Your newNode(int n) method only inserts the new node if (head == null), but does nothing afterwards except to iterate all the way to the end.

```
public void newNode(int n)
{
key = n;
Node i ;
if (head == null)
{
head = new Node(key); // Great, we will have a new node here.
}
else
{
i = head;
while (i.getNext() != null)
{
i = i.getNext();
}
// ok, i is the last node here... now you need to insert the node.
}
}
```

Your list only has the first node inserted, which can explain your results...

0

```
public void newNode(int n)
{
key = n;
Node i ;
if (head == null)
{
head = new Node(key); // Great, we will have a new node here.
}
else
{
i = head;
while (i.getNext() != null)
{
i = i.getNext();
}
i.getNext()= new Node(key);
// ok, i is the last node here... now you need to insert the node.
}
}
```

Th insertion state is unexpected type,

I tried with:

i.getNext()= new Node(key);

i.getNext()= key;

0

Yeeeeeh!,,

it's reeaally working... :)

This is my first try to create a linked list.. I need to get more trainings on that..

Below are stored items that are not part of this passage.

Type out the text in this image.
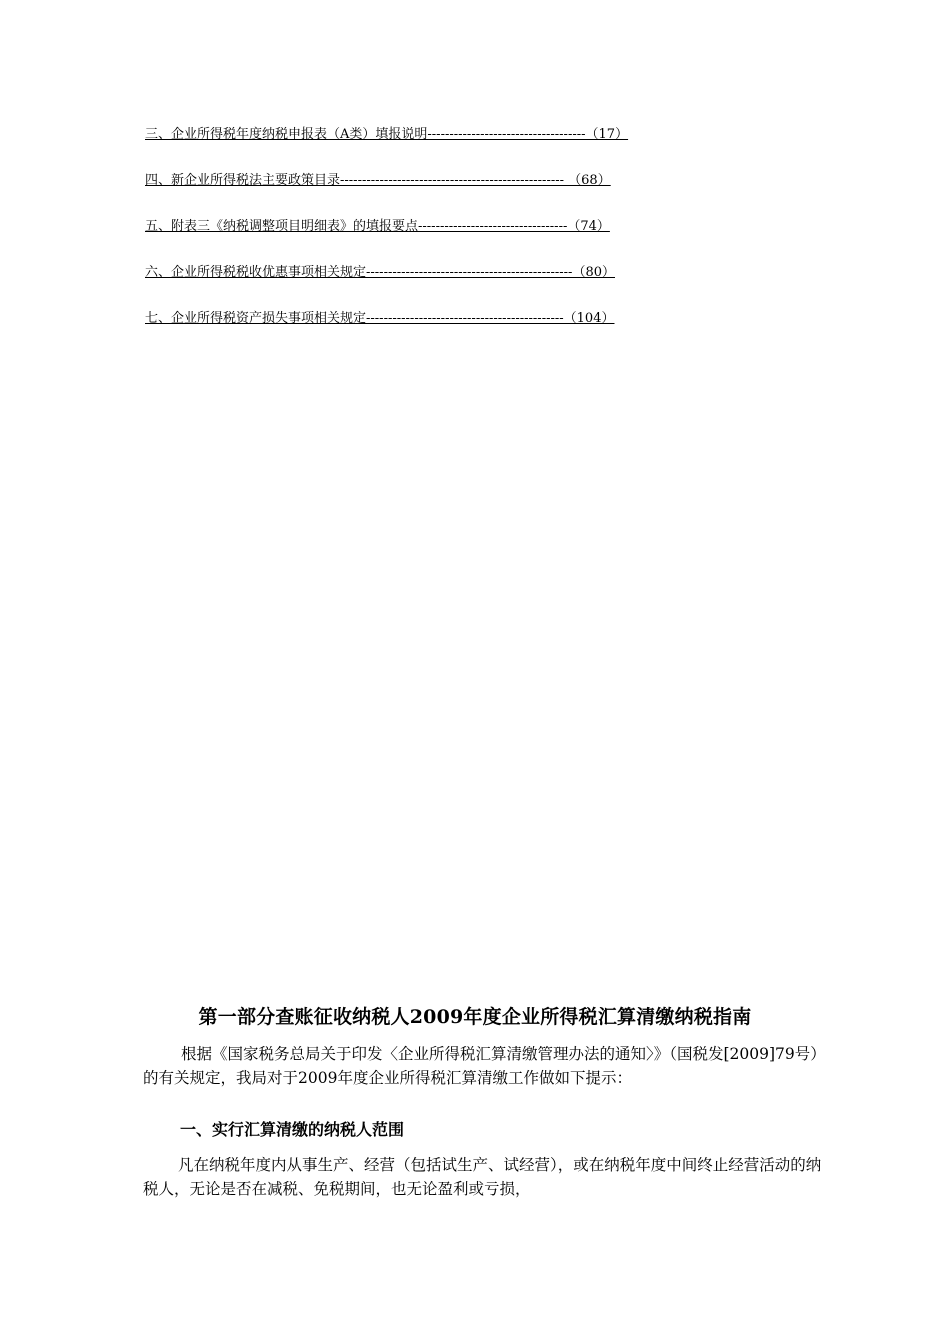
三、企业所得税年度纳税申报表（A类）填报说明------------------------------------（17）
四、新企业所得税法主要政策目录--------------------------------------------------- （68）
五、附表三《纳税调整项目明细表》的填报要点----------------------------------（74）
六、企业所得税税收优惠事项相关规定-----------------------------------------------（80）
七、企业所得税资产损失事项相关规定---------------------------------------------（104）
第一部分查账征收纳税人2009年度企业所得税汇算清缴纳税指南
根据《国家税务总局关于印发〈企业所得税汇算清缴管理办法的通知〉》（国税发[2009]79号）的有关规定，我局对于2009年度企业所得税汇算清缴工作做如下提示：
一、实行汇算清缴的纳税人范围
凡在纳税年度内从事生产、经营（包括试生产、试经营），或在纳税年度中间终止经营活动的纳税人，无论是否在减税、免税期间，也无论盈利或亏损，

Thank you so much for all ^ ^

.......

for the second question ( palindrome ) I prefer to create another thread to be a whole complete reference for other..

0

Glad to hear that it's working! Try to work on the palindrome with the techniques you have learned :)

Please mark the thread as solved.

0

Yes, I'll start to practice now,, because tomorrow is the deadline ^ ^

>>>>>>>>

Thank you a lot..

*Edited
by CLina*: n/a

This question has already been answered. Start a new discussion instead.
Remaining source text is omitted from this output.